Because PET scans expose the behavior of individual cells, they provide a precise picture of what's going on in a patient's body. "With PET, we can tell much more exactly where a tumor is, and if it has metastasized, than we could before," Geijer says. PET can also show at a cellular level how well the treatment is working. "If the medication is not efficient, you should immediately change course," says Karin Granath, the general manager of cyclotrons at GE Healthcare. "With PET, we don't have to wait to see if the tumor shrinks, because by then it may already be too late."
Cyclotron-produced isotopes are also crucial in theranostics, a developing field that fuses therapy and diagnostics.
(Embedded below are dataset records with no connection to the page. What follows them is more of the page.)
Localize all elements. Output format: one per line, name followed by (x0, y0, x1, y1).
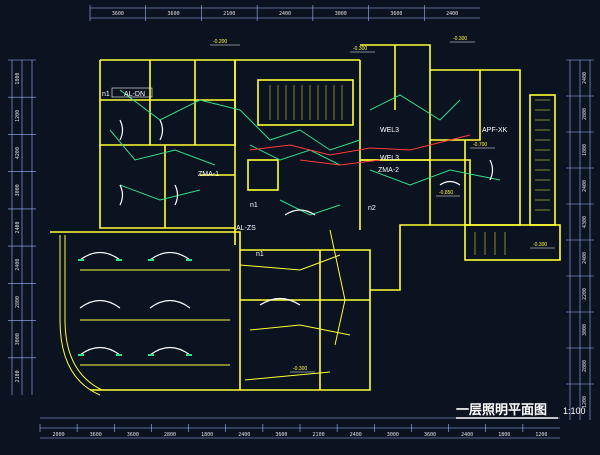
dimension-bottom: 2400 (238, 432, 250, 438)
panel-wel3-b: WEL3 (380, 155, 399, 162)
dimension-bottom: 2400 (461, 432, 473, 438)
dimension-top: 3000 (335, 11, 347, 17)
dimension-bottom: 1800 (201, 432, 213, 438)
level-label-5: -0.850 (439, 190, 453, 196)
dimension-right: 2800 (582, 360, 588, 372)
dimension-left: 3000 (15, 184, 21, 196)
dimension-left: 2400 (15, 221, 21, 233)
dimension-right: 2800 (582, 108, 588, 120)
level-label-4: -0.700 (473, 142, 487, 148)
dimension-bottom: 2800 (164, 432, 176, 438)
dimension-right: 2400 (582, 252, 588, 264)
level-label-2: -0.300 (353, 46, 367, 52)
level-label-7: -0.300 (293, 366, 307, 372)
dimension-left: 4200 (15, 147, 21, 159)
panel-al-zs: AL-ZS (236, 225, 256, 232)
circuit-numbers: n1 n1 n2 n1 (102, 91, 376, 258)
dimension-right: 2400 (582, 180, 588, 192)
dimension-right: 2200 (582, 288, 588, 300)
dimension-bottom: 3000 (387, 432, 399, 438)
panel-al-dn: AL-DN (124, 91, 145, 98)
dimension-right: 2400 (582, 72, 588, 84)
dimension-top: 2400 (446, 11, 458, 17)
dimension-bottom: 3600 (424, 432, 436, 438)
dimension-top: 3600 (168, 11, 180, 17)
panel-wel3-a: WEL3 (380, 127, 399, 134)
dimension-bottom: 3600 (127, 432, 139, 438)
dimension-bottom: 3600 (90, 432, 102, 438)
dimension-left: 1800 (15, 73, 21, 85)
panel-zma-2: ZMA-2 (378, 167, 399, 174)
dimension-left: 3000 (15, 333, 21, 345)
circuit-label-n1-b: n1 (250, 202, 258, 209)
dimension-bottom: 1800 (498, 432, 510, 438)
circuit-label-n1-c: n1 (256, 251, 264, 258)
level-label-3: -0.300 (453, 36, 467, 42)
drawing-scale: 1:100 (563, 406, 586, 416)
dimension-bottom: 3600 (275, 432, 287, 438)
dimension-bottom: 1200 (535, 432, 547, 438)
branch-wiring (80, 229, 351, 381)
dimension-top: 2400 (279, 11, 291, 17)
stairs (269, 85, 550, 255)
dimension-left: 2400 (15, 259, 21, 271)
fixture-caps (78, 259, 192, 356)
dimension-lines (11, 7, 591, 439)
circuit-label-n2: n2 (368, 205, 376, 212)
floor-plan: 2000 3600 3600 2800 1800 2400 3600 2100 2400 3000… (8, 5, 594, 439)
cad-drawing: 2000 3600 3600 2800 1800 2400 3600 2100 2400 3000… (0, 0, 600, 450)
dimension-bottom: 2000 (53, 432, 65, 438)
dimension-bottom: 2100 (313, 432, 325, 438)
dimension-left: 2100 (15, 370, 21, 382)
panel-apf-xk: APF-XK (482, 127, 508, 134)
dimension-right: 3000 (582, 324, 588, 336)
dimension-left: 1200 (15, 110, 21, 122)
level-labels: -0.200 -0.300 -0.300 -0.700 -0.850 -0.30… (213, 36, 547, 372)
dimension-right: 1800 (582, 144, 588, 156)
level-marks (210, 41, 555, 373)
panel-zma-1: ZMA-1 (198, 171, 219, 178)
level-label-1: -0.200 (213, 39, 227, 45)
dimension-right: 4300 (582, 216, 588, 228)
dimension-bottom: 2400 (350, 432, 362, 438)
dimension-top: 3600 (390, 11, 402, 17)
dimension-left: 2800 (15, 296, 21, 308)
level-label-6: -0.300 (533, 242, 547, 248)
circuit-label-n1-a: n1 (102, 91, 110, 98)
drawing-title: 一层照明平面图 (456, 403, 547, 418)
dimension-top: 3600 (112, 11, 124, 17)
dimension-top: 2100 (223, 11, 235, 17)
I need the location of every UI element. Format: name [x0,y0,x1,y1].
In this approach, radiologists use these isotopes to run PET scans to find proteins on malignant cells that will bind with carrier molecules. If the carriers attach to those proteins, the tumor lights up on the resulting image. Then technicians attach cancer-killing isotopes to identical carrier molecules, which ferry the treatment to the same cells that glowed on the PET scan.
"You see exactly what you treat," says Erez Levy, GE Healthcare's general manager for molecular imaging.
With theranostics, oncologists can tailor treatment to an individual patient's tumor cells. Unlike in traditional chemotherapy or radiation, the radiopharmaceutical agent combines a radionuclide and a targeting molecule that binds to cancer cells. This allows it to irradiate and damage targeted cancer cells while limiting radiation to healthy tissues. Over the past two years, theranostics has become an increasingly popular therapy for prostate cancer, giving patients with advanced disease new hope.
In Örebro, clinicians look forward to expanding the types of top-of-the-line precision imaging they offer. "We try to help our patients by giving them an accurate diagnosis," Geijer says. "To do that, we need good tracers. Cyclotrons are a fundamental part of our patient care."